Arf GTPases Define BST-2-Independent Pathways for HIV-1 Assembly and Release

ADP-ribosylation factor (Arf) proteins are small GTPases that regulate intracellular membrane trafficking and actin cytoskeleton remodeling through cycles of GTP binding and hydrolysis. Arf1, a central regulator of Golgi and endosomal trafficking, and Arf6, which controls plasma membranes and endosomal dynamics, have both been implicated in late stages of the HIV-1 life cycle. However, the precise mechanisms by which these GTPases support HIV-1 assembly and release remain incompletely understood. Here, we provide direct evidence that Arf1 and Arf6 are required for efficient trafficking of the HIV-1 Gag polyprotein, assembly, and virion release. Perturbation of Arf1 function with either a GTP-locked (Q71L) or GDP-locked (T31N) mutant significantly reduced virus release, impaired Gag association with membrane compartments, and blocked Gag targeting to the plasma membrane.
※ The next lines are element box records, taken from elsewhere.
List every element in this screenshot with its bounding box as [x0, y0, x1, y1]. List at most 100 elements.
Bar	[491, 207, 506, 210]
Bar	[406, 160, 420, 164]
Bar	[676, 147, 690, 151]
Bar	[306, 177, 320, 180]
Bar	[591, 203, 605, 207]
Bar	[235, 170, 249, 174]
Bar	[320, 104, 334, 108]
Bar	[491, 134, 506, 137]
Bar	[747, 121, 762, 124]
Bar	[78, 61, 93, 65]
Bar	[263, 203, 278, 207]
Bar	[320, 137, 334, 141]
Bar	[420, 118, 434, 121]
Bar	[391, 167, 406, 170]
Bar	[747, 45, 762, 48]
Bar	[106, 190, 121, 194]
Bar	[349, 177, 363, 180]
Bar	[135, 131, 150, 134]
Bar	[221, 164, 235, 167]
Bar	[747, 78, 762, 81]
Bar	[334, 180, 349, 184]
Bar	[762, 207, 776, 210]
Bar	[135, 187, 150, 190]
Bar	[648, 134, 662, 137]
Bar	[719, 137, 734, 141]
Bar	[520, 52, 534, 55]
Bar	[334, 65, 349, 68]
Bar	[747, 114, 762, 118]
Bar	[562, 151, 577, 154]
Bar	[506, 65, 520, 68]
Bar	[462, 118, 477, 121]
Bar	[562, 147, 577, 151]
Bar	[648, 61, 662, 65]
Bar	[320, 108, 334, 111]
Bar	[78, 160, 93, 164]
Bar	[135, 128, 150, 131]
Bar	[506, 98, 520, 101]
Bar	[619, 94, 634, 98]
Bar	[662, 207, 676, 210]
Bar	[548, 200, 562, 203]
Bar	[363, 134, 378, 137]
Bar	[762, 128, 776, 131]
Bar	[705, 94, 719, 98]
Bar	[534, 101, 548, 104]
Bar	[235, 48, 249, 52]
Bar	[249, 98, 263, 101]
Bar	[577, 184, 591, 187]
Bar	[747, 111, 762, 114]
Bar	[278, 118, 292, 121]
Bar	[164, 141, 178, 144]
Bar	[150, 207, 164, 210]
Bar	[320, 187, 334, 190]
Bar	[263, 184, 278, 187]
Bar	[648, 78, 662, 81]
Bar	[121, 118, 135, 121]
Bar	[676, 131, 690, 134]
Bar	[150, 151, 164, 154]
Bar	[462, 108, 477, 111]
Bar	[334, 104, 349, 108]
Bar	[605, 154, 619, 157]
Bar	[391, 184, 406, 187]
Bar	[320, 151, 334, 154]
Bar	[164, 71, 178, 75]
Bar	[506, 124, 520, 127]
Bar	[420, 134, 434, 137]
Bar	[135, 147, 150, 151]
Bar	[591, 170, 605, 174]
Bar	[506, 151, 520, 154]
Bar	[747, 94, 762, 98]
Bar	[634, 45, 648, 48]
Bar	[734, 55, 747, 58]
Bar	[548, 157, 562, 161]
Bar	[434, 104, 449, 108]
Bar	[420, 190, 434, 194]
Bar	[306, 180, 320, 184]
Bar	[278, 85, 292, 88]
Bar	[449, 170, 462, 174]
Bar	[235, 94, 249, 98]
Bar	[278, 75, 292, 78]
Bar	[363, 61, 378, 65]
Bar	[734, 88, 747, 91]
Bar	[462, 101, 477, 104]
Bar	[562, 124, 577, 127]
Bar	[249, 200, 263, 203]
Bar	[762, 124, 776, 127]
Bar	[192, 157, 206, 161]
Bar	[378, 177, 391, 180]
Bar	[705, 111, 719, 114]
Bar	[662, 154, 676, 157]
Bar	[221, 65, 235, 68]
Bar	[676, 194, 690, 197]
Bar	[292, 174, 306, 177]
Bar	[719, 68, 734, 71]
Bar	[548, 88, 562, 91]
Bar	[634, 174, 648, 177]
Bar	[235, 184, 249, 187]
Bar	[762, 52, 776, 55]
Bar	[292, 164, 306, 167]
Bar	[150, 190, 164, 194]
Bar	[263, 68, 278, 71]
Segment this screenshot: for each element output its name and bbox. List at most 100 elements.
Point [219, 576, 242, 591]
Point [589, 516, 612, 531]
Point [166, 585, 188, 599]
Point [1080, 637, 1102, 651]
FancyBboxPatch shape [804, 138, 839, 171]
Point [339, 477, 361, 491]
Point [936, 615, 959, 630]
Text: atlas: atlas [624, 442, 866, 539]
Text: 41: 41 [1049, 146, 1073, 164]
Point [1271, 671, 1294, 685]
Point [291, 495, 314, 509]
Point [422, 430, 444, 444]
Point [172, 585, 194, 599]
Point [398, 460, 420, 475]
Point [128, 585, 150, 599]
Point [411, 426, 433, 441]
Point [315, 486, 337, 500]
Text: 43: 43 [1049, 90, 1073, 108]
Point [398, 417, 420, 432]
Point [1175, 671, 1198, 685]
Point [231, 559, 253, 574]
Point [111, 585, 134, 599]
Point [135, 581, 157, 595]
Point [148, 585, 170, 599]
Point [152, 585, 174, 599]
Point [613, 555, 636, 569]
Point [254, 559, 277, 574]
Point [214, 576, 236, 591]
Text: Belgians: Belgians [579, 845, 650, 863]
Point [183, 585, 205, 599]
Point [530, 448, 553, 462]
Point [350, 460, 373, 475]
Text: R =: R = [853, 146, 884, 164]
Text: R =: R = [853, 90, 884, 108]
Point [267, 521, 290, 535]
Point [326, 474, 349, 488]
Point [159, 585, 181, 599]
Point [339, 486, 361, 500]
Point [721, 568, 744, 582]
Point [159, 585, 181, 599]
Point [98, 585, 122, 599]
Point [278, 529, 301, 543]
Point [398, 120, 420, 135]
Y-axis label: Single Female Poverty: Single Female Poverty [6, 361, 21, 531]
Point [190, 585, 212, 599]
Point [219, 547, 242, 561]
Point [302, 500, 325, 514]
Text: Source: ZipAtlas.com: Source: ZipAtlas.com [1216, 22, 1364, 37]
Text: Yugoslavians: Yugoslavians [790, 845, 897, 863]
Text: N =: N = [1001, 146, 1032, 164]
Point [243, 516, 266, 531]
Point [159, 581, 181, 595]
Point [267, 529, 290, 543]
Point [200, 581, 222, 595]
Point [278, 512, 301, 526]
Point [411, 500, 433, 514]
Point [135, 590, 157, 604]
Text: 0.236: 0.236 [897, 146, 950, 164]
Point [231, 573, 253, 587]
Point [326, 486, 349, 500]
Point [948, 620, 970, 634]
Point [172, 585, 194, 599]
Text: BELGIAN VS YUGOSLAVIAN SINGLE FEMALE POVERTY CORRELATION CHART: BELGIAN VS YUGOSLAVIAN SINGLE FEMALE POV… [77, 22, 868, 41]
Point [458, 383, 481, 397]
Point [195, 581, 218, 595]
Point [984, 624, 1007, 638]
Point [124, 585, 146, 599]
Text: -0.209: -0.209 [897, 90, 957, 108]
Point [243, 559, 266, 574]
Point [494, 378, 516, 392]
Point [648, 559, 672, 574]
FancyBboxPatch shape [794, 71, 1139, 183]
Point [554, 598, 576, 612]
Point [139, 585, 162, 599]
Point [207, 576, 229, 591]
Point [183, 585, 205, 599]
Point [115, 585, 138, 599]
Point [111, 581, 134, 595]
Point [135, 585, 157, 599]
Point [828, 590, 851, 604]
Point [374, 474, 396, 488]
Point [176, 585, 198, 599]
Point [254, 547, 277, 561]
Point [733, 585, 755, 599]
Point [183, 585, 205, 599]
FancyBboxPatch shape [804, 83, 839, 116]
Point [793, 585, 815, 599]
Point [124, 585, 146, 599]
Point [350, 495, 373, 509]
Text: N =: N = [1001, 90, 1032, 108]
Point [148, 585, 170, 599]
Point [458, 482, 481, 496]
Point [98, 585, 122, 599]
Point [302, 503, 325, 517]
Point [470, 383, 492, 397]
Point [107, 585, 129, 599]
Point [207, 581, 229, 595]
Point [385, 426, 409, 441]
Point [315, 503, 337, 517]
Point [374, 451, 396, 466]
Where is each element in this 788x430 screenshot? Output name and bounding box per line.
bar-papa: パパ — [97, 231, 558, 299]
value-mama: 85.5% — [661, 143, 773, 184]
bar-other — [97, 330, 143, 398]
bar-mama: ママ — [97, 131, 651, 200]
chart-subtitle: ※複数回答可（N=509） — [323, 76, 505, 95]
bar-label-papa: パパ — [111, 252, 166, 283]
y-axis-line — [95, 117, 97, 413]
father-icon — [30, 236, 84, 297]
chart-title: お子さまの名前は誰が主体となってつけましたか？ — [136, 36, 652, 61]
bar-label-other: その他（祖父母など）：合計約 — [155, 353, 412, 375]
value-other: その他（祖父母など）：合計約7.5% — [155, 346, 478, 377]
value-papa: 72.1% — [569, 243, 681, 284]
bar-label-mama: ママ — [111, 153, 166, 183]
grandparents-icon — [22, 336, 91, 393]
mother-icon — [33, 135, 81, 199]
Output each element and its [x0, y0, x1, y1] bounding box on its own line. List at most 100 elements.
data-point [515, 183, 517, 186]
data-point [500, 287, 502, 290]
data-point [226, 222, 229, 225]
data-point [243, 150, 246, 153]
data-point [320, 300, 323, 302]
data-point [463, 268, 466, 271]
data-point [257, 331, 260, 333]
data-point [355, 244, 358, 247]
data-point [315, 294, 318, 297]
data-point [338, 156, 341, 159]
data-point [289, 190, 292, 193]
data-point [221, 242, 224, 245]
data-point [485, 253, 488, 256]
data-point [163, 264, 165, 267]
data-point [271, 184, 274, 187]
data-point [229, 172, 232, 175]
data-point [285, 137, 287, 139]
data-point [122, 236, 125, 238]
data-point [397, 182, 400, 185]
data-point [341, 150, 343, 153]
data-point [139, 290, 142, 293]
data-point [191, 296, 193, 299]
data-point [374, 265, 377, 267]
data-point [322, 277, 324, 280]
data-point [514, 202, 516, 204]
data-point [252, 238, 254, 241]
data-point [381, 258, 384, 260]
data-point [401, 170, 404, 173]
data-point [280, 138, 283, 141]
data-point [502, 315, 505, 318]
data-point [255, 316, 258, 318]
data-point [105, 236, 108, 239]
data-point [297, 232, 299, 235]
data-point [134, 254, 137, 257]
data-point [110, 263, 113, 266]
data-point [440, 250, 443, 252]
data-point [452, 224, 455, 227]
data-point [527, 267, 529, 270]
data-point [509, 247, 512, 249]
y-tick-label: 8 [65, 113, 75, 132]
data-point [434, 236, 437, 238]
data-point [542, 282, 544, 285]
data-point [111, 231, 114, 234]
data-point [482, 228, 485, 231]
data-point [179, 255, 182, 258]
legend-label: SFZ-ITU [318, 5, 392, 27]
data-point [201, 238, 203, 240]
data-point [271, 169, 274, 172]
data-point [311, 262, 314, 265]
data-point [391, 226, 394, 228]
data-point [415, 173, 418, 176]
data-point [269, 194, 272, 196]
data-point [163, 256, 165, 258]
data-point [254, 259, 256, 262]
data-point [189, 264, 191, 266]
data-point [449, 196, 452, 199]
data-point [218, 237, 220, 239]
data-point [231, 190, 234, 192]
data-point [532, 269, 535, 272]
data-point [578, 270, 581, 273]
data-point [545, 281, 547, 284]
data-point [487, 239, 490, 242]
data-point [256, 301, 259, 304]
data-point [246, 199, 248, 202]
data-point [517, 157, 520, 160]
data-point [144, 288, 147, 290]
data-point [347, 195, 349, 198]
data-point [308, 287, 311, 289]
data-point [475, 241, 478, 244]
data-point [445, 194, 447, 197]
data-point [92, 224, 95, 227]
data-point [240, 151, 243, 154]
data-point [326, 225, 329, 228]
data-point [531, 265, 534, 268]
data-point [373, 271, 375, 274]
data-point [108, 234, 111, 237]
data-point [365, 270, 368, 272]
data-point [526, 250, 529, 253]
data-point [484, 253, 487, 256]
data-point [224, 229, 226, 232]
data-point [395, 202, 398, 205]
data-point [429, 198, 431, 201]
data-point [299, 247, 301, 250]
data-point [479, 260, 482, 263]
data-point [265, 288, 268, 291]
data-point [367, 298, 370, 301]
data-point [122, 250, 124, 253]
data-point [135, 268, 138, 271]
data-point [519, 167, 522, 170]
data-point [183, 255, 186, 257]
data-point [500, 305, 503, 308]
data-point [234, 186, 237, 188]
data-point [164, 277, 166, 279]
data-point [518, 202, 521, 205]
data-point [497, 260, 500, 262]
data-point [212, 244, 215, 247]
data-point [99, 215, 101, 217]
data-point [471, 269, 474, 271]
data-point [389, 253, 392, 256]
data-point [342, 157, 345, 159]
Manipulation of Arf1 activity via the GTPase-activating protein AGAP1 further demonstrated that dynamic cycling of Arf1 between GTP- and GDP-bound states is essential for productive Gag trafficking. Similarly, expression of a constitutively active Arf6 mutant (Q67L) misdirected Gag to intracellular membranes and markedly decreased virion production. Importantly, disruption of Arf1 or Arf6 function did not affect the total expression, surface levels, or intracellular distribution of the host restriction factor BST-2. Together, these findings establish that Arf1- and Arf6-mediated trafficking pathways are critical host determinants of HIV-1 assembly and release, functioning independently of BST-2 antagonism.